Desde el punto de vista de la inteligencia emocional, el optimismo es una actitud que impide caer en la apatía, la desesperación o la depresión frente a las adversidades. La noción de optimismo se opone al concepto filosófico de pesimismo. Por lo general, lo corriente es que las personas no se decanten única y exclusivamente por optimismo o pesimismo, sino que ambas pueden encontrarse alternativamente en un único individuo o aplicadas a distintos ámbitos, ya que la identificación con una u otra de ellas de forma excluyente raya en la patología o la enfermedad psiquiátrica. Igualmente si se pasa de un optimismo exagerado (hipertimia y euforia) a un pesimismo asimismo extremo (hipomanía, tristeza) sin pasar por un largo estado intermedio, esto indica trastorno bipolar o algún tipo de ciclotimia.

La prudencia es el comportamiento orientado hacia la felicidad, la virtud de actuar de forma justa, adecuada y con moderación.

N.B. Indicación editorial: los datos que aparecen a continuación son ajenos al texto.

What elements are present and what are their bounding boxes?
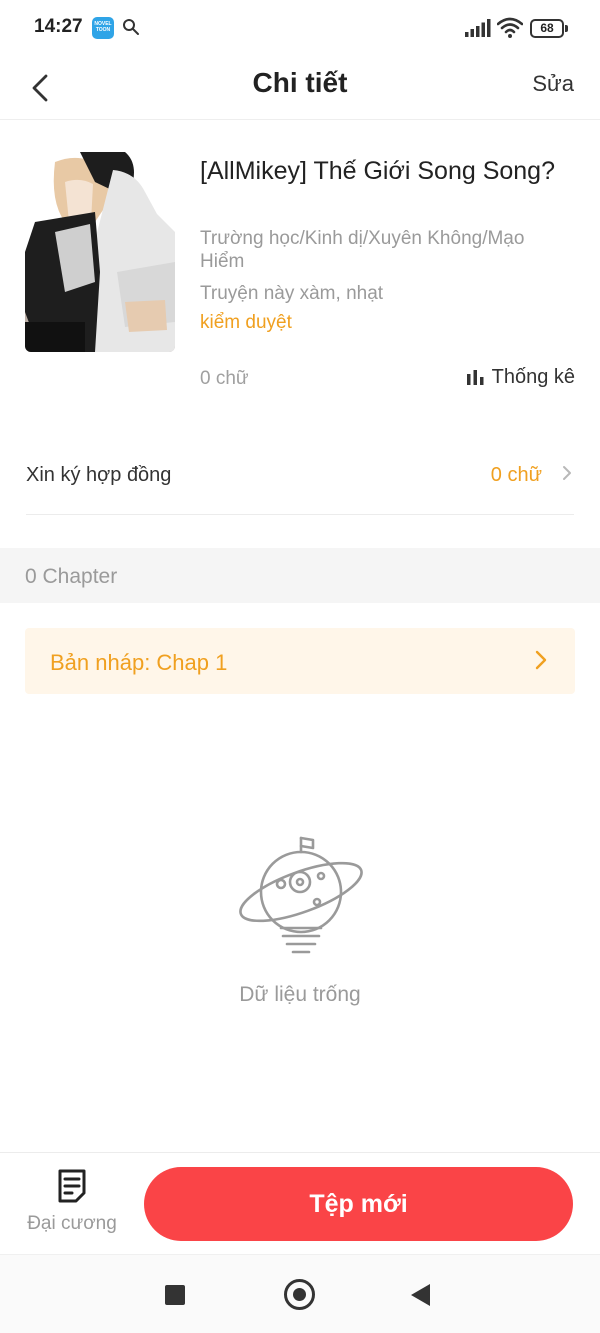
signal-icon: [465, 19, 491, 37]
book-genres: Trường học/Kinh dị/Xuyên Không/Mạo Hiểm: [200, 228, 525, 272]
bar-chart-icon: [466, 370, 484, 385]
contract-request-row[interactable]: Xin ký hợp đồng 0 chữ: [26, 440, 574, 515]
system-back-button[interactable]: [411, 1284, 430, 1306]
novel-toon-app-icon: NOVEL TOON: [92, 17, 114, 39]
chevron-right-icon: [535, 650, 547, 670]
empty-state-lightbulb-planet-icon: [239, 836, 363, 954]
recent-apps-button[interactable]: [165, 1285, 185, 1305]
word-count: 0 chữ: [200, 368, 249, 389]
wifi-icon: [497, 17, 523, 38]
header: Chi tiết Sửa: [0, 58, 600, 120]
chevron-right-icon: [563, 466, 571, 480]
outline-document-icon: [58, 1169, 86, 1203]
battery-tip: [565, 25, 568, 32]
chapter-section-header: 0 Chapter: [0, 548, 600, 603]
page-title: Chi tiết: [252, 67, 348, 98]
home-dot-icon: [293, 1288, 306, 1301]
statistics-button[interactable]: Thống kê: [466, 366, 575, 389]
status-time: 14:27: [34, 16, 83, 37]
system-navigation-bar: [0, 1254, 600, 1333]
book-description: Truyện này xàm, nhạt: [200, 283, 384, 304]
draft-chapter-row[interactable]: Bản nháp: Chap 1: [25, 628, 575, 694]
home-button[interactable]: [284, 1279, 315, 1310]
book-title: [AllMikey] Thế Giới Song Song?: [200, 157, 555, 185]
statistics-label: Thống kê: [491, 366, 575, 388]
edit-button[interactable]: Sửa: [532, 71, 574, 97]
search-icon: [123, 19, 139, 35]
draft-label: Bản nháp: Chap 1: [50, 650, 228, 675]
contract-label: Xin ký hợp đồng: [26, 464, 172, 486]
chapter-count: 0 Chapter: [25, 565, 118, 588]
contract-word-count: 0 chữ: [490, 464, 542, 486]
empty-state-text: Dữ liệu trống: [239, 983, 361, 1006]
bottom-action-bar: Đại cương Tệp mới: [0, 1152, 600, 1254]
book-cover-image[interactable]: [25, 152, 175, 352]
outline-label: Đại cương: [27, 1213, 117, 1234]
new-file-button[interactable]: Tệp mới: [144, 1167, 573, 1241]
cover-illustration: [25, 152, 175, 352]
battery-indicator: 68: [530, 19, 564, 38]
status-bar: 14:27 NOVEL TOON 68: [0, 0, 600, 58]
book-review-status: kiểm duyệt: [200, 312, 292, 333]
outline-button[interactable]: Đại cương: [20, 1169, 124, 1235]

Definida por los escolásticos como la recta ratio agibilium, para diferenciarla del arte, recta ratio factibilium. También se entiende como la virtud de comunicarse con los demás por medio de un lenguaje claro, literal, cauteloso y adecuado, así como actuar respetando los sentimientos, la vida y las libertades de las demás personas. Actualmente se ha impuesto el significado de actuar con precaución para evitar posibles daños.

En resumen la prudencia es la recta razón en las materias. Pero en lo que hace a las virtudes por las cuales un hombre es llamado simplemente bueno, esto no es posible, puesto que al estar presente la prudencia, que es una, estarán presentes al mismo tiempo las demás virtudes.

La prudencia es una virtud que permite descubrir el bien presente en una acción a realizar. Es la virtud intelectual del obrar humano, no solo en el sentido de obrar bien, sino de llegar a ser bueno por medio del obrar, pues ayudará a encontrar los mejores bienes humanos en relación con la acción. Las virtudes inferiores a la prudencia son: el deliberar bien, el juzgar bien, y el discernimiento.